Mayors hailing from cities as diverse as Philadelphia, Mobile, Phoenix, Baltimore, and Anchorage will participate in the year-long program, which aims to close the quality gap between training offered to private sector executives verses their public sector counterparts. Within the next four years, as many as 300 mayors and 400 top mayoral aides will participate in the Initiative’s executive training programs.  Bloomberg explained:

With more and more of the world living in cities, mayors are increasingly responsible for solving major challenges we face, from climate change to poverty to public health.  But despite the importance of the role, mayors often lack opportunities to learn from experts--and one another.

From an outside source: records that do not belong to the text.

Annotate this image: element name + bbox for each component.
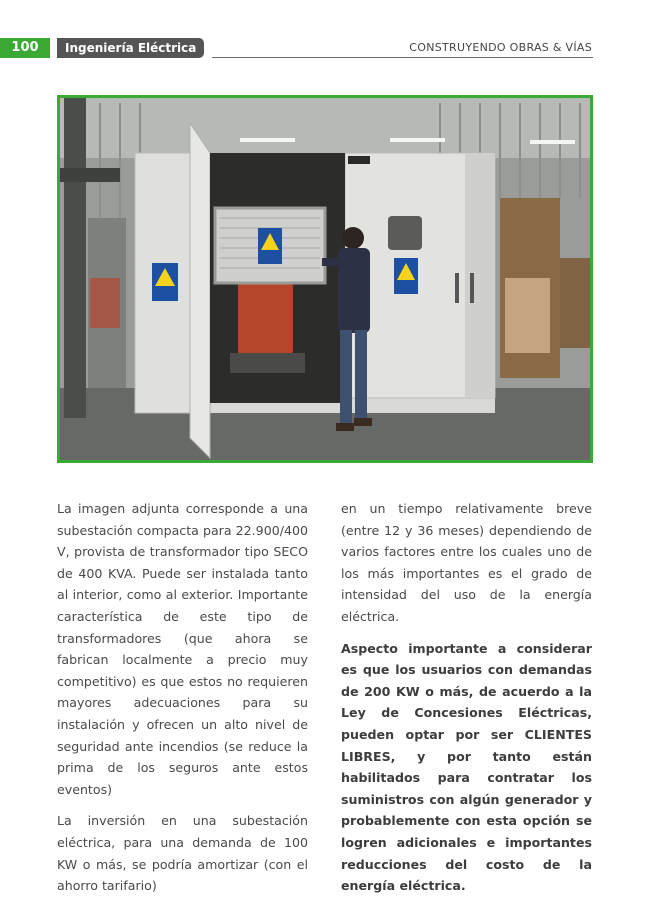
page-header	[0, 36, 650, 60]
running-title: CONSTRUYENDO OBRAS & VÍAS	[409, 41, 592, 54]
right-column	[341, 498, 592, 907]
page-number: 100	[0, 38, 50, 58]
left-column	[57, 498, 308, 907]
substation-photo	[57, 95, 593, 463]
body-paragraph: La inversión en una subestación eléctrica, para una demanda de 100 KW o más, se podría amortizar (con el ahorro tarifario)	[57, 813, 308, 894]
substation-photo-illustration	[60, 98, 590, 460]
section-label: Ingeniería Eléctrica	[57, 38, 204, 58]
body-paragraph: en un tiempo relativamente breve (entre 12 y 36 meses) dependiendo de varios factores entre los cuales uno de los más importantes es el grado de intensidad del uso de la energía eléctrica.	[341, 501, 592, 624]
body-paragraph: La imagen adjunta corresponde a una subestación compacta para 22.900/400 V, provista de transformador tipo SECO de 400 KVA. Puede ser instalada tanto al interior, como al exterior. Importante característica de este tipo de transformadores (que ahora se fabrican localmente a precio muy competitivo) es que estos no requieren mayores adecuaciones para su instalación y ofrecen un alto nivel de seguridad ante incendios (se reduce la prima de los seguros ante estos eventos)	[57, 501, 308, 797]
highlight-paragraph: Aspecto importante a considerar es que los usuarios con demandas de 200 KW o más, de acuerdo a la Ley de Concesiones Eléctricas, pueden optar por ser CLIENTES LIBRES, y por tanto están habilitados para contratar los suministros con algún generador y probablemente con esta opción se logren adicionales e importantes reducciones del costo de la energía eléctrica.	[341, 640, 592, 894]
header-divider	[212, 57, 593, 58]
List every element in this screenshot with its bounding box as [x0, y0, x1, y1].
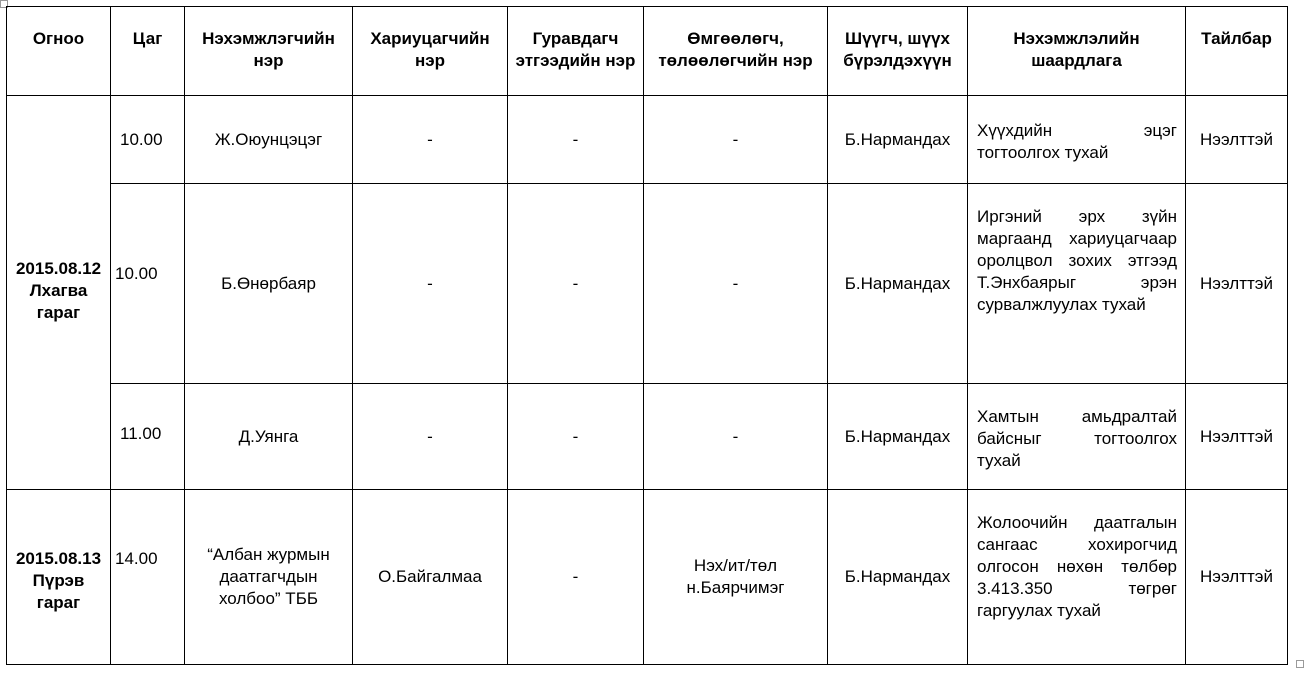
claim-cell: Иргэний эрх зүйн маргаанд хариуцагчаар оролцвол зохих этгээд Т.Энхбаярыг эрэн сурвалжлуулах тухай: [968, 184, 1186, 384]
third-party-cell: -: [508, 384, 644, 490]
date-cell: [7, 490, 111, 665]
day-value: Пүрэв гараг: [32, 571, 85, 612]
page-corner-marker: [1296, 660, 1304, 668]
header-advocate: Өмгөөлөгч, төлөөлөгчийн нэр: [644, 7, 828, 96]
advocate-cell: Нэх/ит/төл н.Баярчимэг: [644, 490, 828, 665]
advocate-cell: -: [644, 184, 828, 384]
judge-cell: Б.Нармандах: [828, 184, 968, 384]
advocate-cell: -: [644, 96, 828, 184]
date-value: 2015.08.13: [15, 549, 102, 568]
defendant-cell: О.Байгалмаа: [353, 490, 508, 665]
plaintiff-cell: Ж.Оюунцэцэг: [185, 96, 353, 184]
claim-cell: Жолоочийн даатгалын сангаас хохирогчид олгосон нөхөн төлбөр 3.413.350 төгрөг гаргуулах тухай: [968, 490, 1186, 665]
time-cell: 11.00: [111, 384, 185, 490]
note-cell: Нээлттэй: [1186, 184, 1288, 384]
date-value: 2015.08.12: [15, 259, 102, 278]
plaintiff-cell: Б.Өнөрбаяр: [185, 184, 353, 384]
judge-cell: Б.Нармандах: [828, 96, 968, 184]
third-party-cell: -: [508, 96, 644, 184]
day-value: Лхагва гараг: [29, 281, 88, 322]
defendant-cell: -: [353, 184, 508, 384]
claim-cell: Хүүхдийн эцэг тогтоолгох тухай: [968, 96, 1186, 184]
advocate-cell: -: [644, 384, 828, 490]
defendant-cell: -: [353, 384, 508, 490]
header-note: Тайлбар: [1186, 7, 1288, 96]
date-cell: [7, 96, 111, 490]
table-row: [7, 96, 1288, 184]
header-plaintiff: Нэхэмжлэгчийн нэр: [185, 7, 353, 96]
time-cell: 10.00: [111, 96, 185, 184]
header-row: [7, 7, 1288, 96]
third-party-cell: -: [508, 184, 644, 384]
time-cell: 14.00: [111, 490, 185, 665]
court-schedule-table: [6, 6, 1288, 665]
time-cell: 10.00: [111, 184, 185, 384]
plaintiff-cell: “Албан журмын даатгагчдын холбоо” ТББ: [185, 490, 353, 665]
table-row: [7, 490, 1288, 665]
note-cell: Нээлттэй: [1186, 96, 1288, 184]
header-time: Цаг: [111, 7, 185, 96]
note-cell: Нээлттэй: [1186, 490, 1288, 665]
claim-cell: Хамтын амьдралтай байсныг тогтоолгох тухай: [968, 384, 1186, 490]
header-judge: Шүүгч, шүүх бүрэлдэхүүн: [828, 7, 968, 96]
plaintiff-cell: Д.Уянга: [185, 384, 353, 490]
header-claim: Нэхэмжлэлийн шаардлага: [968, 7, 1186, 96]
note-cell: Нээлттэй: [1186, 384, 1288, 490]
defendant-cell: -: [353, 96, 508, 184]
table-row: [7, 384, 1288, 490]
header-third-party: Гуравдагч этгээдийн нэр: [508, 7, 644, 96]
header-defendant: Хариуцагчийн нэр: [353, 7, 508, 96]
third-party-cell: -: [508, 490, 644, 665]
table-row: [7, 184, 1288, 384]
judge-cell: Б.Нармандах: [828, 490, 968, 665]
judge-cell: Б.Нармандах: [828, 384, 968, 490]
header-date: Огноо: [7, 7, 111, 96]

By giving mayors tools and resources--and by connecting them with peers facing many of the same challenges – this program will go a long way toward helping them run cities more effectively.

My take

Michael Bloomberg is not a typical warm and fuzzy politician.

He doesn’t kiss babies. He doesn’t sugarcoat bad news. He doesn’t try to scare or irritate people. He puts his own money behind policies that he believes in. He already plays a significant role in shaping some of the nation's fiercest policy debates, having invested millions of dollars in an advocacy group that pushes for stronger gun control and another that promotes liberal immigration policies. He has also made $80 million in donations to the Sierra Club in recent years to help combat climate change. Most recently, he offered to pay the US’s costs of the climate change membership at the UN.

Bloomberg is nearing the $5 billion mark in philanthropic giving which, according to Forbes, is considerably more than the net worth of the other well known New Yorker currently residing in the White House.

Having lived in Manhattan for 45 years and experienced first hand the leadership of every mayor since John Lindsay, it is my opinion that Bloomberg was far and away the most effective at getting things done. And, with an appealing lack of fanfare and angst. He is a gifted technocrat with a deep and abiding faith that the answers to most questions of public health, arts and culture, the environment, education and government innovation are in the data. That’s how he made his billions; that’s how he manages and governs.

Obviously, Bloomberg is trying to influence policy and has a progressive agenda that he is pushing.  He believes what the numbers tell him is the right thing to do, not just the what is the most expedient or politically useful. He seems fairly convinced that he is smarter than you or me and the chances are quite good that he is.

My feeling is that the leadership and technological seeds that Bloomberg is now planting will come to fruition in the years ahead and will be influencing  how governments at all levels are run and managed long after the spectacle of the heads of world’s greatest tech companies being dragged to the White House like reluctant supplicants at Lourdes for a multi-billion dollar photo dip has long faded from memory.